Kuwait City: Commercial Bank of Kuwait, the Gulf state’s fifth-largest lender by assets, has received regulatory approval to issue up to 120 million dinars ($425.8 million) of bonds, as it prepares to convert into an Islamic bank.
In April, CBK shareholders approved both the issuance of the subordinated bonds and plans to convert the lender into a full-fledged Islamic bank, making it the sixth in the oil-rich country to follow Islamic principles.
The bonds will comply with Basel-III rules, which are being phased in around the world over the next several years.
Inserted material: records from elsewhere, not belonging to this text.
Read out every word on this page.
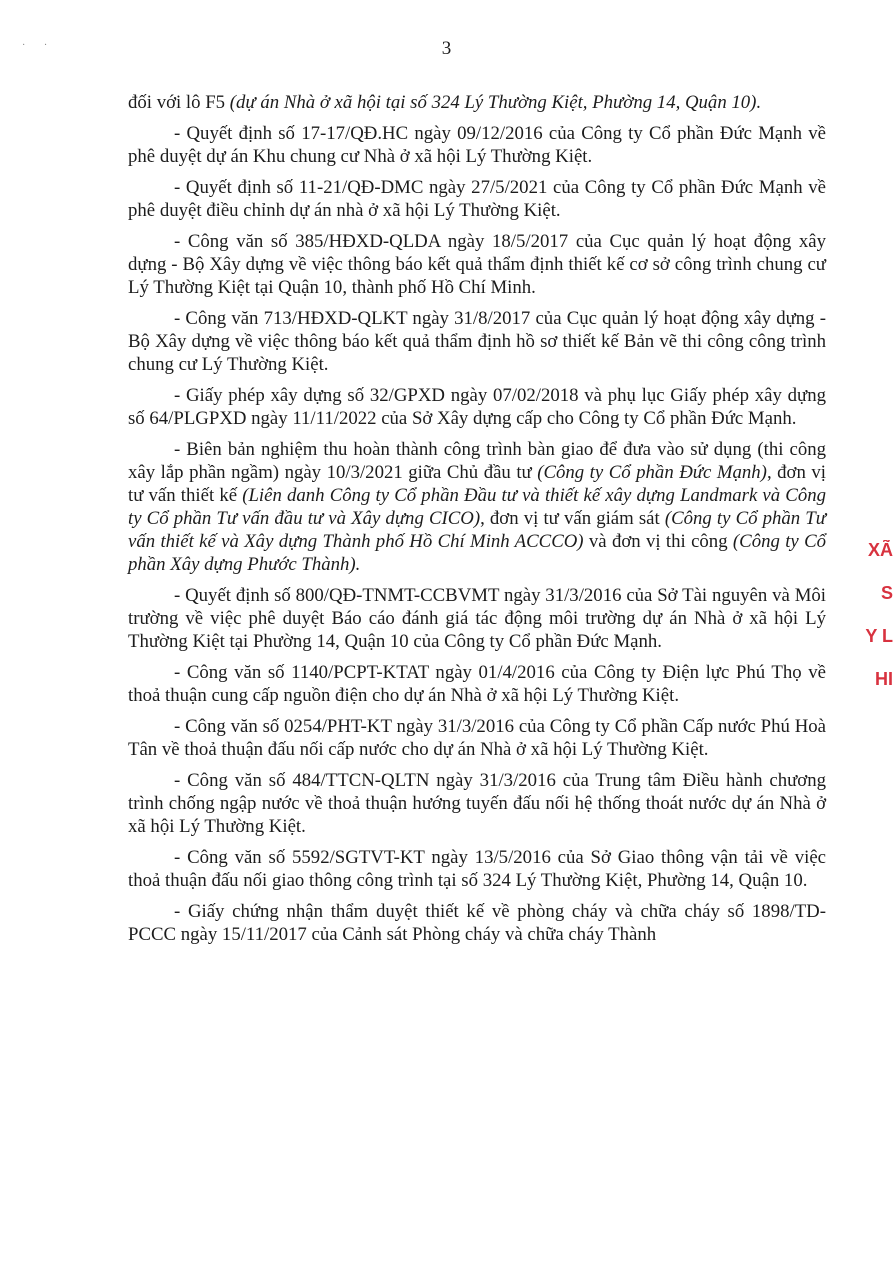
· ·	3

đối với lô F5 (dự án Nhà ở xã hội tại số 324 Lý Thường Kiệt, Phường 14, Quận 10).

- Quyết định số 17-17/QĐ.HC ngày 09/12/2016 của Công ty Cổ phần Đức Mạnh về phê duyệt dự án Khu chung cư Nhà ở xã hội Lý Thường Kiệt.

- Quyết định số 11-21/QĐ-DMC ngày 27/5/2021 của Công ty Cổ phần Đức Mạnh về phê duyệt điều chỉnh dự án nhà ở xã hội Lý Thường Kiệt.

- Công văn số 385/HĐXD-QLDA ngày 18/5/2017 của Cục quản lý hoạt động xây dựng - Bộ Xây dựng về việc thông báo kết quả thẩm định thiết kế cơ sở công trình chung cư Lý Thường Kiệt tại Quận 10, thành phố Hồ Chí Minh.

- Công văn 713/HĐXD-QLKT ngày 31/8/2017 của Cục quản lý hoạt động xây dựng - Bộ Xây dựng về việc thông báo kết quả thẩm định hồ sơ thiết kế Bản vẽ thi công công trình chung cư Lý Thường Kiệt.

- Giấy phép xây dựng số 32/GPXD ngày 07/02/2018 và phụ lục Giấy phép xây dựng số 64/PLGPXD ngày 11/11/2022 của Sở Xây dựng cấp cho Công ty Cổ phần Đức Mạnh.

- Biên bản nghiệm thu hoàn thành công trình bàn giao để đưa vào sử dụng (thi công xây lắp phần ngầm) ngày 10/3/2021 giữa Chủ đầu tư (Công ty Cổ phần Đức Mạnh), đơn vị tư vấn thiết kế (Liên danh Công ty Cổ phần Đầu tư và thiết kế xây dựng Landmark và Công ty Cổ phần Tư vấn đầu tư và Xây dựng CICO), đơn vị tư vấn giám sát (Công ty Cổ phần Tư vấn thiết kế và Xây dựng Thành phố Hồ Chí Minh ACCCO) và đơn vị thi công (Công ty Cổ phần Xây dựng Phước Thành).

- Quyết định số 800/QĐ-TNMT-CCBVMT ngày 31/3/2016 của Sở Tài nguyên và Môi trường về việc phê duyệt Báo cáo đánh giá tác động môi trường dự án Nhà ở xã hội Lý Thường Kiệt tại Phường 14, Quận 10 của Công ty Cổ phần Đức Mạnh.

- Công văn số 1140/PCPT-KTAT ngày 01/4/2016 của Công ty Điện lực Phú Thọ về thoả thuận cung cấp nguồn điện cho dự án Nhà ở xã hội Lý Thường Kiệt.

- Công văn số 0254/PHT-KT ngày 31/3/2016 của Công ty Cổ phần Cấp nước Phú Hoà Tân về thoả thuận đấu nối cấp nước cho dự án Nhà ở xã hội Lý Thường Kiệt.

- Công văn số 484/TTCN-QLTN ngày 31/3/2016 của Trung tâm Điều hành chương trình chống ngập nước về thoả thuận hướng tuyến đấu nối hệ thống thoát nước dự án Nhà ở xã hội Lý Thường Kiệt.

- Công văn số 5592/SGTVT-KT ngày 13/5/2016 của Sở Giao thông vận tải về việc thoả thuận đấu nối giao thông công trình tại số 324 Lý Thường Kiệt, Phường 14, Quận 10.

- Giấy chứng nhận thẩm duyệt thiết kế về phòng cháy và chữa cháy số 1898/TD-PCCC ngày 15/11/2017 của Cảnh sát Phòng cháy và chữa cháy Thành

XÃ
S
Y L
HI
Kuwait’s central bank issued final guidance on capital adequacy requirements at the end of June.
While CBK said its conversion would not be immediate, it would leave Kuwait with only four local conventional banks and could help tip the Islamic banking industry’s market share above an estimated 40 per cent.
Kuwait’s five Islamic banks are Kuwait Finance House, Boubyan Bank, Al Ahli United Bank, Kuwait International Bank and Warba Bank, the latter set-up in 2010.
CBK is not the first to convert into an Islamic bank, with Boubyan and Al Ahli having done so previously, but this is becoming more attractive as the industry’s growth continues to outpace that of their conventional peers.
This month, Malaysia’s Agro Bank said plans to convert to Islamic banking by 2015 remained in place with SME Bank planning a full conversion by 2018. In Pakistan, Faysal Bank and Summit Bank also plan to make the switch to Islamic banking.